HMRC letter and calculator(Image: GETTY)

HMRC warning as new '£665' tax demand letters being sent to state pensioners

Simple Assessment letters are being sent to more people this year due to measures taken on tax allowance thresholds

by · DevonLive

A worrying 700,000 people will get a HMRC letter this year, many for the first time in their retirement. The letters hold an average tax bill of £665 each.

The 700k figure is up by 120,000 compared to two years ago, a Freedom of Information request by LCP Partners shows. Partner at pension consultants LCP, Steve Webb, told The Sun it could be devastating for retirees.

He said: “It could be the equivalent of about three weeks’ pension and a pensioner whose income is only just above the tax threshold may not have such a sum readily available.” The letters are part of HMRC’s “simple assessment” process which highlights who needs to pay tax. They should include a detailed calculation of your owed tax on the income you received between April 2023 and April 2024.

Brits have until January 2025 to foot the bill and it can be paid in instalments so long as it’s fully covered by this deadline. More information on the Simple Assessment payment can be found online.

Many pensioners might also be completely blindsided by this bill as they may not have noticed any major changes to their finances over the last few years. Instead, this bill is largely due to the frozen income tax allowance thresholds paired with an ever-rising state pension - which push more people into paying tax.

It’s a legacy from former Prime Minister Rishi Sunak when he was Chancellor of the Exchequer and froze the personal allowance and higher-rate thresholds for income tax in 2021. This was to raise extra tax income without directly increasing taxes.
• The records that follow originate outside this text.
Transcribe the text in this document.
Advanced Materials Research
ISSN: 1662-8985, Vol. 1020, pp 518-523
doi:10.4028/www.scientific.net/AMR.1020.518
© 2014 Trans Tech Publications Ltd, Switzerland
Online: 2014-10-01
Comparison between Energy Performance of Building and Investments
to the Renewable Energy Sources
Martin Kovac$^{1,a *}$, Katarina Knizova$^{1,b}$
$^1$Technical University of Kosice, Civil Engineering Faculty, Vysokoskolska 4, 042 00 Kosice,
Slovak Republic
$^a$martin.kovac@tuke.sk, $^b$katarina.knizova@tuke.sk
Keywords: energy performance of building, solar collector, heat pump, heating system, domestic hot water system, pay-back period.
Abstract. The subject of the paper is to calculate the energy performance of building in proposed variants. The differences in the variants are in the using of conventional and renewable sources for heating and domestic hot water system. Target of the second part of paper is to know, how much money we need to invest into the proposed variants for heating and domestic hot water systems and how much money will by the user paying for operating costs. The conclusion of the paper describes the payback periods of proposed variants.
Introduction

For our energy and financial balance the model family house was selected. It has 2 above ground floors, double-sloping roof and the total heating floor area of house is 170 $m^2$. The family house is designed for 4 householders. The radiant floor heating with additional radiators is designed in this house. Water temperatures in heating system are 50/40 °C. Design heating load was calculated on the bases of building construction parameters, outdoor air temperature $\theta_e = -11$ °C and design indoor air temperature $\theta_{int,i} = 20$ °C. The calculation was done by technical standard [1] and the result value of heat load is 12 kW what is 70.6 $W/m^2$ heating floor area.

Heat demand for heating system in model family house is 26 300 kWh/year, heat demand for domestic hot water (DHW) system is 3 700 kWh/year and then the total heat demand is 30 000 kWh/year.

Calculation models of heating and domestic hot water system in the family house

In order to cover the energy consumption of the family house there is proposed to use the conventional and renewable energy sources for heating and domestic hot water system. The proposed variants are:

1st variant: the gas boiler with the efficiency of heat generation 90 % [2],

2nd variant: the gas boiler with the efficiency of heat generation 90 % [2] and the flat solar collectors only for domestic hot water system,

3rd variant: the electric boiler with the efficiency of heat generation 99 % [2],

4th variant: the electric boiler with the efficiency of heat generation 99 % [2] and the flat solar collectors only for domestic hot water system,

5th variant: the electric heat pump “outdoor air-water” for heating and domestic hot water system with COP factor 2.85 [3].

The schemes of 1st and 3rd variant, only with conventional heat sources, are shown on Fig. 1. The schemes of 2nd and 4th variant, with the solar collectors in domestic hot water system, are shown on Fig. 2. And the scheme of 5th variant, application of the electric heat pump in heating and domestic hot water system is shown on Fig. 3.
The freeze was initially meant to be for 4 years but his successor, Chancellor Jeremy Hunt, extended it by another two years.

Unless the Labour government intervenes, the freeze will see the basic allowance people can earn per year without incurring income tax staying at £12,570 until 2027. The annual rise in state pension payments promised to Brits by the triple lock mechanism helps to update their income in line with rising cost of living but is now pushing thousands over this tax-free threshold too.

The full new state pension is currently £11,502 per year and next April it is expected to rise to £12,003.68. But it’s not just state pension that count towards income tax for retirees: any personal or workplace pensions, rental income, trust income, interest on savings and even some state benefits will also be included in their yearly total.